Rounding out a long Saturday, I attended the Forum on Sports and Religion: Perspectives on the Pigskin, sponsored in part by Mercer University Press. The panelists included Joseph Price from Whittier College, Greg Sapp from Stetson University, Christopher Anderson from Drew University, Marc Jolley, director of Mercer University Press, Craig A. Forney from Arizona State University, and Eric Bain-Selbo from Western Kentucky University. This was by far the most promising session of the conference for me. Unfortunately, while the forum offered great contacts for further discussion/collaboration, the discussion within the forum just scratched the surface of a deep, yet youthful topic, perhaps due in part to the logistics of the forum itself.
Each panelist briefly discussed their interests and current research, all the while playfully insulting one anothers’ favorite team or alma mater, and then fielded questions from an audience of about 25 people. Topics of interest ranged from research into late 1800s/early 1900s Methodist colleges’ athletic programs to the social context of sports teams and its influence on sport as representative of civil religion. Joe Price, a pioneer in the field, discussed the use of religious language to inspire players or to reflect on a win. Greg Sapp talked about a fan’s association with a team as, in part, a determinant of self-worth. Marc Jolley discussed how and when football surpassed baseball as the powerhouse sport in American culture. Craig Forney researches the location of sports and its influence on American civil religion. Eric Bain-Selbo questions football as the new opiate of the masses and also researches the links between the South’s cultural/military history to its emphasis on football superiority as a compensating factor. Christopher Anderson is a research librarian at Drew University and the librarian for the Methodist Church, so his interests obviously lie in the early 1900s Methodist college athletic programs.
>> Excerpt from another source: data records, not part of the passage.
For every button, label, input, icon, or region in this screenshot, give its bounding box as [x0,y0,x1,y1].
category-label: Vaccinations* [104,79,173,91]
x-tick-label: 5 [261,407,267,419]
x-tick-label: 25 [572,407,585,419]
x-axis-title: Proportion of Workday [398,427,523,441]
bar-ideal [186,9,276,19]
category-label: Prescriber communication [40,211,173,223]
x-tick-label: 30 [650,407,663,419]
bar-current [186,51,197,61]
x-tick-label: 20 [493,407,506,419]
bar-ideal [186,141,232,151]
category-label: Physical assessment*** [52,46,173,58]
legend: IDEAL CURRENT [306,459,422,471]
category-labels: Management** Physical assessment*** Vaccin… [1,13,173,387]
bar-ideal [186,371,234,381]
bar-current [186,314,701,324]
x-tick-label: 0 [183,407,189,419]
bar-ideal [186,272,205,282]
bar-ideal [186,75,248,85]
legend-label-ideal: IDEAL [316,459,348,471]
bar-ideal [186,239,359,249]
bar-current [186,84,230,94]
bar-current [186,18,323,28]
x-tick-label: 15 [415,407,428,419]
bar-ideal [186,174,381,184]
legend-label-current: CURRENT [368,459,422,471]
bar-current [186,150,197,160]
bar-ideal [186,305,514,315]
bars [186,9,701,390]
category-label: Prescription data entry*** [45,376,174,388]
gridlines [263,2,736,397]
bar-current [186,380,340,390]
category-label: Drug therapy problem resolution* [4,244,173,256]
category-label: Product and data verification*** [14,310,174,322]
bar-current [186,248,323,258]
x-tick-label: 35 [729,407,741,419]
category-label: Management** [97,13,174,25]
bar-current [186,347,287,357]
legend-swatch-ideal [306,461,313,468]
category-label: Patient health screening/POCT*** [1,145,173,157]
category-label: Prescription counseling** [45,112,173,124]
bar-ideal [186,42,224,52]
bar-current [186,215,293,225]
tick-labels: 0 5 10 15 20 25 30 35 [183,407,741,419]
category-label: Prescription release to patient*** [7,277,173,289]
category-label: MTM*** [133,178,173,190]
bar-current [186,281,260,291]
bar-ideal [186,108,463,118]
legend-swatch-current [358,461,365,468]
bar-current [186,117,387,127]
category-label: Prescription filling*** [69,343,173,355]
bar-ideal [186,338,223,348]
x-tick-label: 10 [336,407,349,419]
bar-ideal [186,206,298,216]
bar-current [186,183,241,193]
The most promising points in the forum are the on-going conferences about religion and sport at York Univeristy in York, England, and at St. Olaf University. Furthermore, a new journal will release in the summer of 2008 called The Journal of Religion and Sport, with an editorial board composed of members from seven different countries with extreme interest from the United Kingdom. The forum was sponsored by Mercer University Press which also publishes a sports and religion book series that includes, so far, these titles:
- From Season to Season: Sports as American Religion, edited by Joseph L. Price
- The Great God Baseball: Religion in Modern Baseball Fiction, by Allen E. Hye
- An Unholy Alliance: The Sacred and Modern Sports, by Robert J. Higgs and Michael C. Braswell
- Safe at Home: A Memoir of God, Baseball, and Family, by Marc A. Jolley
- Rounding the Bases: Baseball and Religion in America, by Joseph L. Price
- The Holy Trinity of American Sports: Civil Religion in Football, Baseball, and Basketball, by Craig A. Forney
I certainly look forward to more work in this emerging field.